É preciso lembrar de Zumbi dos Palmares e também da importância das lutas das mulheres no espaço palmarino. Reportada à Dandara
dos Palmares. / Reprodução
É preciso lembrar de Zumbi dos Palmares e também da
importância das lutas das mulheres no espaço palmarino.
Danilo Santos da Silva* no Brasil de Fato
“
“[…]
Levante, resista: lute pelos seus direitos!
[..] Levante, resista: não desista da luta!
[…]” (Bob Marley, 1973).
“
Estamos no mês de novembro, ocasião
na qual os temas relacionados à população negra ganham mais repercussão,
sobretudo, no Brasil. Embora esse texto tenha sido produzido no referido
período, não tem a pretensão de expor uma perspectiva eventual, mas apresentar
uma reflexão sobre a “consciência negra” como fruto da memória coletiva de luta
da população negra na sociedade brasileira.
Ter como parâmetro esse horizonte, nos ajuda a pensar o 20 de novembro e nos
aproxima da ideia de memória coletiva de resistência da população negra, a
partir da experiência dos quilombos que se espalharam por todo território
brasileiro e tem como maior exemplo o Quilombo dos Palmares (c. 1605-1695), representando,
quase cem anos de resistência contra o sistema de colonização escravista
europeu.
Com base nessa experiência, no ano de 1971, no Rio Grande do Sul, o Grupo
Palmares, utilizou a data da morte de Zumbi dos Palmares, 20 de novembro de
1695, como marco simbólico da luta coletiva da população negra no Brasil. Sete
anos mais tarde, com a criação do Movimento Negro Unificado (MNU), em 1978,
aconteceu o processo de nacionalização da data, como Dia da Consciência Negra:
“[…] eu quero ver quando Zumbi chegar, o que vai acontecer. Zumbi é senhor das
guerras, é senhor das demandas. Quando Zumbi chega, é Zumbi quem manda […]”
(Jorge Ben Jor, 1974).
Embora o dia 20 de novembro esteja relacionado com a morte de Zumbi dos
Palmares, não podemos esquecer que o propósito do dia da “Consciência Negra”,
deve ser compreendido no plano da luta coletiva da população negra no passado e
no presente. Isso significa dizer, que ao mesmo tempo que precisamos lembrar da
memória de Zumbi dos Palmares, também, é fundamental, registrar a importância
das lutas das mulheres no espaço palmarino, que cada vez mais passam a ser
referência de luta nos dias atuais: “Brasil, o teu nome é Dandara […] não veio
do céu e nem das mãos de Isabel, a liberdade é um dragão no mar de Aracati […]”

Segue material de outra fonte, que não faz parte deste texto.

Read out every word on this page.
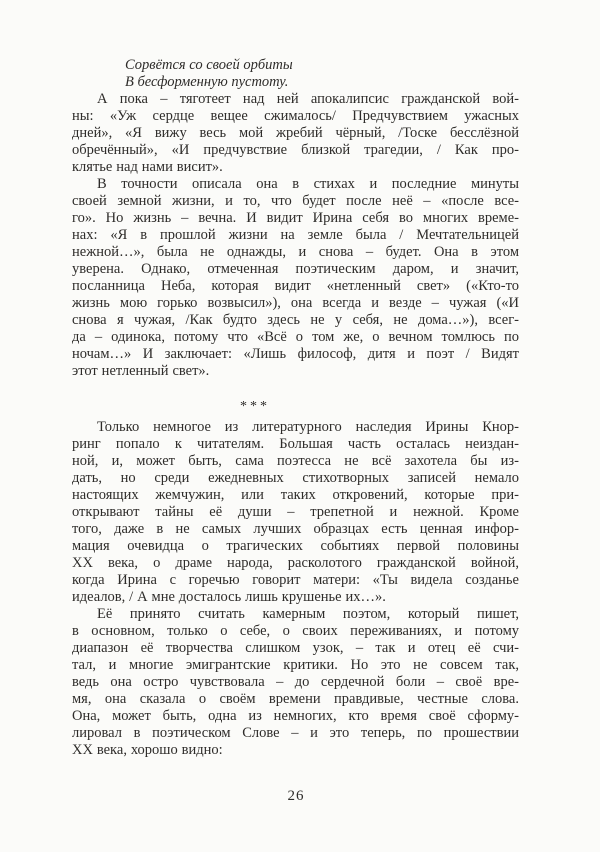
Сорвётся со своей орбиты
В бесформенную пустоту.
А пока – тяготеет над ней апокалипсис гражданской вой-
ны: «Уж сердце вещее сжималось/ Предчувствием ужасных
дней», «Я вижу весь мой жребий чёрный, /Тоске бесслёзной
обречённый», «И предчувствие близкой трагедии, / Как про-
клятье над нами висит».
В точности описала она в стихах и последние минуты
своей земной жизни, и то, что будет после неё – «после все-
го». Но жизнь – вечна. И видит Ирина себя во многих време-
нах: «Я в прошлой жизни на земле была / Мечтательницей
нежной…», была не однажды, и снова – будет. Она в этом
уверена. Однако, отмеченная поэтическим даром, и значит,
посланница Неба, которая видит «нетленный свет» («Кто-то
жизнь мою горько возвысил»), она всегда и везде – чужая («И
снова я чужая, /Как будто здесь не у себя, не дома…»), всег-
да – одинока, потому что «Всё о том же, о вечном томлюсь по
ночам…» И заключает: «Лишь философ, дитя и поэт / Видят
этот нетленный свет».
***
Только немногое из литературного наследия Ирины Кнор-
ринг попало к читателям. Большая часть осталась неиздан-
ной, и, может быть, сама поэтесса не всё захотела бы из-
дать, но среди ежедневных стихотворных записей немало
настоящих жемчужин, или таких откровений, которые при-
открывают тайны её души – трепетной и нежной. Кроме
того, даже в не самых лучших образцах есть ценная инфор-
мация очевидца о трагических событиях первой половины
ХХ века, о драме народа, расколотого гражданской войной,
когда Ирина с горечью говорит матери: «Ты видела созданье
идеалов, / А мне досталось лишь крушенье их…».
Её принято считать камерным поэтом, который пишет,
в основном, только о себе, о своих переживаниях, и потому
диапазон её творчества слишком узок, – так и отец её счи-
тал, и многие эмигрантские критики. Но это не совсем так,
ведь она остро чувствовала – до сердечной боли – своё вре-
мя, она сказала о своём времени правдивые, честные слова.
Она, может быть, одна из немногих, кто время своё сформу-
лировал в поэтическом Слове – и это теперь, по прошествии
ХХ века, хорошо видно:
26
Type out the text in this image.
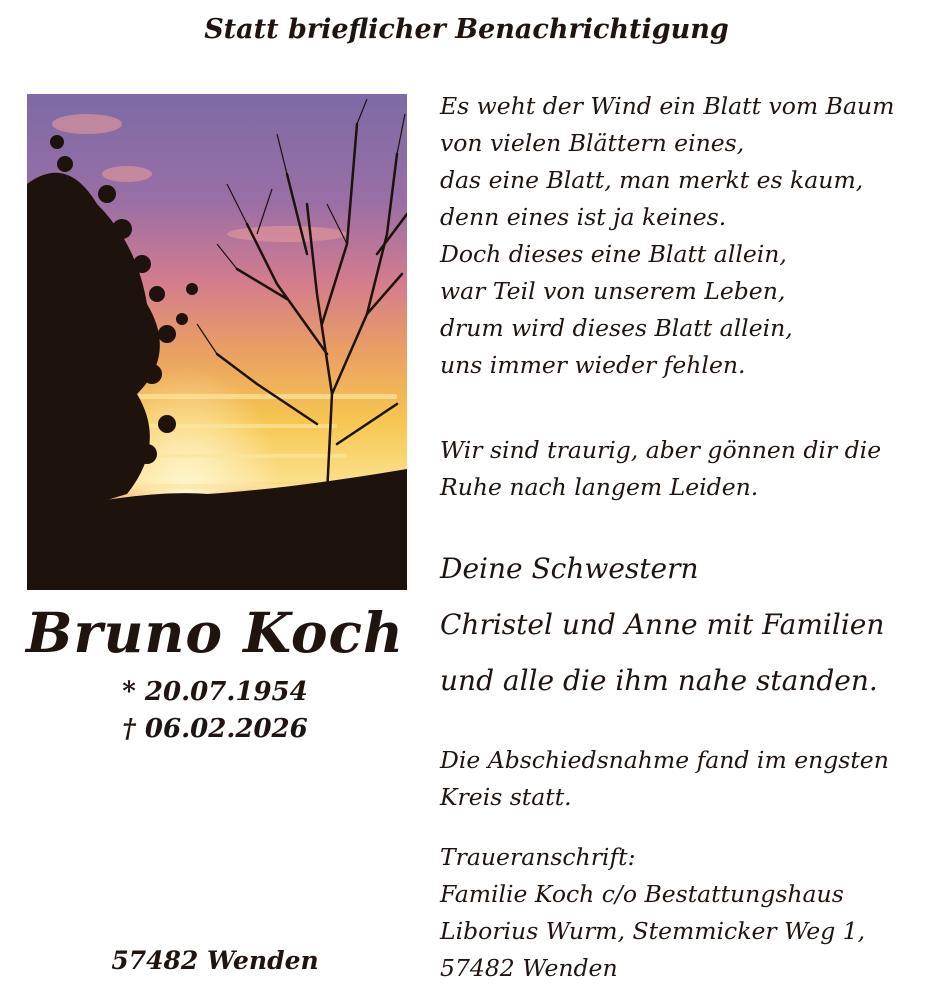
Statt brieflicher Benachrichtigung
Bruno Koch
* 20.07.1954
† 06.02.2026
57482 Wenden
Es weht der Wind ein Blatt vom Baum
von vielen Blättern eines,
das eine Blatt, man merkt es kaum,
denn eines ist ja keines.
Doch dieses eine Blatt allein,
war Teil von unserem Leben,
drum wird dieses Blatt allein,
uns immer wieder fehlen.
Wir sind traurig, aber gönnen dir die
Ruhe nach langem Leiden.
Deine Schwestern
Christel und Anne mit Familien
und alle die ihm nahe standen.
Die Abschiedsnahme fand im engsten
Kreis statt.
Traueranschrift:
Familie Koch c/o Bestattungshaus
Liborius Wurm, Stemmicker Weg 1,
57482 Wenden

(Enredo da Mangueira, 2019 – “História pra ninar gente grande”).
No enredo, Dandara é apresentada para questionar o pressuposto da liberdade
concedida pela Princesa Isabel, no dia 13 de maio de 1888, mostrando ainda uma
resistência negra ancestral. Além disso, se reconhece a participação
feminina negra na formação da sociedade brasileira. Dentro da mesma
perspectiva, o poeta Silveira faz duras críticas a produção da história: “[…]
Senhor historiador oficial, deixe o sobrado, a casa-grande, recue na linha do
tempo, mergulhe no espaço geográfico, […] meta-se no bucho do Palmar, […]. Veja
num lado história, noutra escória. Depois comece a contar […]” (SILVEIRA,
1987).
Nesse sentido, a institucionalização do dia da consciência negra foi uma
vitória importante, representou o reconhecimento do direito à memória e
história da população negra, com a promulgação, em 2003, da Lei nº 10.639
(Educação das Relações Étnico-raciais, História da África e Cultura
Afro-brasileira), inserindo no calendário escolar o 20 de novembro como “Dia
Nacional da Consciência Negra”. Se no passado a população negra teve que
recorrer a essa memória coletiva para substanciar as reivindicações dos
seus/nossos direitos, atualmente (2019), tem se utilizado para manutenção (e
ampliação) dos direitos sociais conquistados nas últimas décadas.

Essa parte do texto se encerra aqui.